Domenica notte, Al Adhamyah, il quartiere sunnita di Bagdad, si è trasformato in un campo di battaglia. Un gruppo di armati aveva attaccato la principale stazione di polizia. I corpi speciali iracheni sono intervenuti in soccorso scatenando la reazione di una parte della popolazione. I combattimenti sono andati avanti fino all’alba di ieri provocando la morte di almeno tre civili e del guardiano di una moschea sunnita.
Le vendette interconfessionali sono oramai quotidiane come dimostra il ritrovamento, ieri, di 17 cadaveri, sia sunniti che sciiti, scoperti in diverse zone della capitale. Almeno sette giacevano con un colpo di arma da fuoco alla nuca, nel quartiere sunnita di Al Doura. Altri corpi, con evidenti segni di torture, sono stati abbandonati nel sobborgo di Shoula, a maggioranza sciita.

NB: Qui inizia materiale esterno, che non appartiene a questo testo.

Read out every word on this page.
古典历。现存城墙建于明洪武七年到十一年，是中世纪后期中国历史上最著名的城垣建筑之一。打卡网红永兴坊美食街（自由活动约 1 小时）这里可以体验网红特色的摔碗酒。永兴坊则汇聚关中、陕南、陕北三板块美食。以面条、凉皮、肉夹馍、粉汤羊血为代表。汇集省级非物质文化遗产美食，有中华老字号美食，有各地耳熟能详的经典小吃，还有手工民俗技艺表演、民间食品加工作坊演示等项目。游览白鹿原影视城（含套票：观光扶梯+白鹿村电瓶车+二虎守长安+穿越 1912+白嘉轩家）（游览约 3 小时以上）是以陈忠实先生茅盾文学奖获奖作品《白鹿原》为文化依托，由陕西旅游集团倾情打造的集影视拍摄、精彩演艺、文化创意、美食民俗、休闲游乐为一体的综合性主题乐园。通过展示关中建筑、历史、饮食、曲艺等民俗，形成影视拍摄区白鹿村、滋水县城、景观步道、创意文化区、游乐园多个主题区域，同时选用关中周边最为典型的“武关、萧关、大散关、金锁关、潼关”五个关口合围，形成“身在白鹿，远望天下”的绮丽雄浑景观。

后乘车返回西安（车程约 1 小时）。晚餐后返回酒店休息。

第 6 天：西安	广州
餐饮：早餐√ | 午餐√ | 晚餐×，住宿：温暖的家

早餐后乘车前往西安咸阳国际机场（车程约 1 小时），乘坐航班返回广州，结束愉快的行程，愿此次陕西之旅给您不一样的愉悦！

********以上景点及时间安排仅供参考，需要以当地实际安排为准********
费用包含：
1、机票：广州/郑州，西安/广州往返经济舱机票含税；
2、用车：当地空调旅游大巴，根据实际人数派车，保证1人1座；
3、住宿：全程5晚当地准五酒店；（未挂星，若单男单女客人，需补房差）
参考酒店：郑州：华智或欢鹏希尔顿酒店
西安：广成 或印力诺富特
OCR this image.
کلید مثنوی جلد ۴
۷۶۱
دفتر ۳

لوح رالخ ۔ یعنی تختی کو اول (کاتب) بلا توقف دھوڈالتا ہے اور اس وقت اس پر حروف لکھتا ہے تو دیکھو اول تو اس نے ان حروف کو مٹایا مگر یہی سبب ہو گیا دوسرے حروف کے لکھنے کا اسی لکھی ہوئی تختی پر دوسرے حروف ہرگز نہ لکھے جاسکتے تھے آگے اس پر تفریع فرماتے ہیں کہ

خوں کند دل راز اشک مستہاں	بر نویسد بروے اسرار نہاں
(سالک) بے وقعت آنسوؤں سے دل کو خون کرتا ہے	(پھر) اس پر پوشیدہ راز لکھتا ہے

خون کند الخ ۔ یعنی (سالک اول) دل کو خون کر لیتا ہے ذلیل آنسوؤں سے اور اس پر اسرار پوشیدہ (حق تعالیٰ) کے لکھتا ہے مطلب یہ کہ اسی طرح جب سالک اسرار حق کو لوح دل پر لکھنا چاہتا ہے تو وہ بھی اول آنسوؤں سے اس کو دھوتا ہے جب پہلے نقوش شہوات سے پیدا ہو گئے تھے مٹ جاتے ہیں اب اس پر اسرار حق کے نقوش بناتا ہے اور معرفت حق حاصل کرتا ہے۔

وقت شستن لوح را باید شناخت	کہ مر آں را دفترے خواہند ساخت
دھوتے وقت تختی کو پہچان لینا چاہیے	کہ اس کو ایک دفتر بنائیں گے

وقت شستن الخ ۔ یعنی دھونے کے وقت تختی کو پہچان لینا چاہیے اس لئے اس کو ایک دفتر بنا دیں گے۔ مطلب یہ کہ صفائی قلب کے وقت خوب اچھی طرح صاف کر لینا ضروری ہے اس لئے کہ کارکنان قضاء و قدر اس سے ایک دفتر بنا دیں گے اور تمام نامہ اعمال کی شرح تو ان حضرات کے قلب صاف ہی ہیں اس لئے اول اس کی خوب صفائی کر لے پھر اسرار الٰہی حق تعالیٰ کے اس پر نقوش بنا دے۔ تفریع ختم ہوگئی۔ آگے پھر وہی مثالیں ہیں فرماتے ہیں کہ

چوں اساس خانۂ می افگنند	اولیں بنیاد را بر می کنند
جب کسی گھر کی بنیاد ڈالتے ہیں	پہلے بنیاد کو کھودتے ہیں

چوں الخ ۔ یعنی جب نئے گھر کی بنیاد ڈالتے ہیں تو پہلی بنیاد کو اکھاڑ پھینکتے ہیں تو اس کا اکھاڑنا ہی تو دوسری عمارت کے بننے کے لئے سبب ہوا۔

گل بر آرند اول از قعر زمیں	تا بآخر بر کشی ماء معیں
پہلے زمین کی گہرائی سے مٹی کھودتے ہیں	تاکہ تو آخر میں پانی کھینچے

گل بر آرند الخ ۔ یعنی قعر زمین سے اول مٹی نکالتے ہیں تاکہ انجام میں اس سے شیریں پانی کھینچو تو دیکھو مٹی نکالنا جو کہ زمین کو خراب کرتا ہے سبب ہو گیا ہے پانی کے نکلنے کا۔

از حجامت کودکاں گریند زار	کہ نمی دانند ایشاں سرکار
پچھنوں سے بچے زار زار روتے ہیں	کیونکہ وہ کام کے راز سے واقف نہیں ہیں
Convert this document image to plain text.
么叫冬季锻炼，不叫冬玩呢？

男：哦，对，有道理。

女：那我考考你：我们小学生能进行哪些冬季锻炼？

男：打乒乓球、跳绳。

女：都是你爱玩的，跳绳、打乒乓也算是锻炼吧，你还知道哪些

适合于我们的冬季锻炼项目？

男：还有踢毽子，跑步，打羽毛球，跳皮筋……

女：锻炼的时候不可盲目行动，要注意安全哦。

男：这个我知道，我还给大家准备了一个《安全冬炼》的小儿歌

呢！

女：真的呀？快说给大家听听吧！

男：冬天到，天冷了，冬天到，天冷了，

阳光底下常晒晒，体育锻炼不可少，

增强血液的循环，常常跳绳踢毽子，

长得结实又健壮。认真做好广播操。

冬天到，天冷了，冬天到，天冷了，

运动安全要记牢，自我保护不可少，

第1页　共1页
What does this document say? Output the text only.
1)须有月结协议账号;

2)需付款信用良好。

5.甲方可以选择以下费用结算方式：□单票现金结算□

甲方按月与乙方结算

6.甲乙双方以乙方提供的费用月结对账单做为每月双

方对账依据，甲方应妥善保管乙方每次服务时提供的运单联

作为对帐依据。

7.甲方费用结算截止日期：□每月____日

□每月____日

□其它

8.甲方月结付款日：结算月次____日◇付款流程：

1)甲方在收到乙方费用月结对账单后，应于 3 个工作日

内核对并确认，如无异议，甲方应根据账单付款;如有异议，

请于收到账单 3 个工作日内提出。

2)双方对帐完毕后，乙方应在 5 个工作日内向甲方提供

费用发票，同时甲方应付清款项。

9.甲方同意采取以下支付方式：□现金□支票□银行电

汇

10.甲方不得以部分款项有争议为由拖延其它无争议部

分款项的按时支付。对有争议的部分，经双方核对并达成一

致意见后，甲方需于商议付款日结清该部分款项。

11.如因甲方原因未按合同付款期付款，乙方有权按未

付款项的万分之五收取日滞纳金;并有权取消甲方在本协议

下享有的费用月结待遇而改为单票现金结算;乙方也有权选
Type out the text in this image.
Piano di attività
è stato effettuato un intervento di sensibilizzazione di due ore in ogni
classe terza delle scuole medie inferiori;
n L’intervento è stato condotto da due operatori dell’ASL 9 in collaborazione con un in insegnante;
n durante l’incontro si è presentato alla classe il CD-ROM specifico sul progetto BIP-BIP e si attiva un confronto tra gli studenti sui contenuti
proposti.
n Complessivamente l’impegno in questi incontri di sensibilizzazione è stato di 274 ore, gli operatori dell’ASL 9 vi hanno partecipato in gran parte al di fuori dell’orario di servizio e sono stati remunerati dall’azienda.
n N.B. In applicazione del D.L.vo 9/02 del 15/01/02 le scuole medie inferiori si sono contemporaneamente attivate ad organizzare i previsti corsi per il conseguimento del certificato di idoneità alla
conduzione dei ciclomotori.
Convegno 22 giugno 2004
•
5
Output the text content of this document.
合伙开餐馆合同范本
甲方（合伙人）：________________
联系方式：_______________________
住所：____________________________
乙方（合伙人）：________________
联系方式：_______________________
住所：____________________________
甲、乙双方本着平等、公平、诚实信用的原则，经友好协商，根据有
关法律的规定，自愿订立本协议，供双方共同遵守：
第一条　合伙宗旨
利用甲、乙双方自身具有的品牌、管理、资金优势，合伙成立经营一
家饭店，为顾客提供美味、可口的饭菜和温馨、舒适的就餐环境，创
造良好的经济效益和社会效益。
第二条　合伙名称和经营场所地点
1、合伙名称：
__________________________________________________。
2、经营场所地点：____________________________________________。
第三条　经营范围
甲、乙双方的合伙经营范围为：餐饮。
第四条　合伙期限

Nel triangolo sunnita, la zona calda della guerriglia e del terrorismo, i marines che presidiano l’area di Ramadi sono stati attaccati a colpi di mortaio e di lanciarazzi. Un kamikaze si è lanciato contro un posto di osservazione americano al volante di una macchina minata, che però è esplosa senza provocare vittime fra i soldati. Ieri gli iracheni attendevano la riunione del Parlamento che avrebbe dovuto finalmente sbloccare la situazione, ma il presidente dell’Assemblea, l’anziano sunnita Adnan Pachaci, ha annunciato il rinvio, si spera solo di un paio di giorni. Lo stallo, che dura da almeno due mesi, è legato al nome del candidato premier. Il blocco sciita aveva designato Ibrahim al Jaafari, il primo ministro uscente, ma curdi e sunniti si sono opposti accusandolo di non essere in grado di fermare le violenze inter-confessionali.
Domenica i maggiori partiti sciiti avrebbero raggiunto un accordo: Jaafari farà un passo indietro, ma indicherà il suo successore. Da Washington, il nuovo ambasciatore iracheno, Samir Sumaidaie, ha dichiarato alla Cnn che «la lista dei candidati è guidata da Ali al Abeed, del partito di Jaafari». Al Abeed è un esponente di spicco del Dawa, una delle forze maggioritarie in Parlamento. Sunniti e curdi lo conoscono bene per le sue doti di negoziatore sui temi più delicati, come la Carta costituzionale e la stessa formazione del governo di unità nazionale. Accanto al nome di al Abeed si fa anche quello di Jawad al-Maliki un altro esponente del Dawa.
Ieri è ripreso il processo a Saddam Hussein, subito rinviato al 19 aprile. I difensori contestano il riconoscimento delle firme dell’ex dittatore e dei suoi accoliti sull’ordine di esecuzione di 142 sciiti del villaggio di Dujail, nel 1982.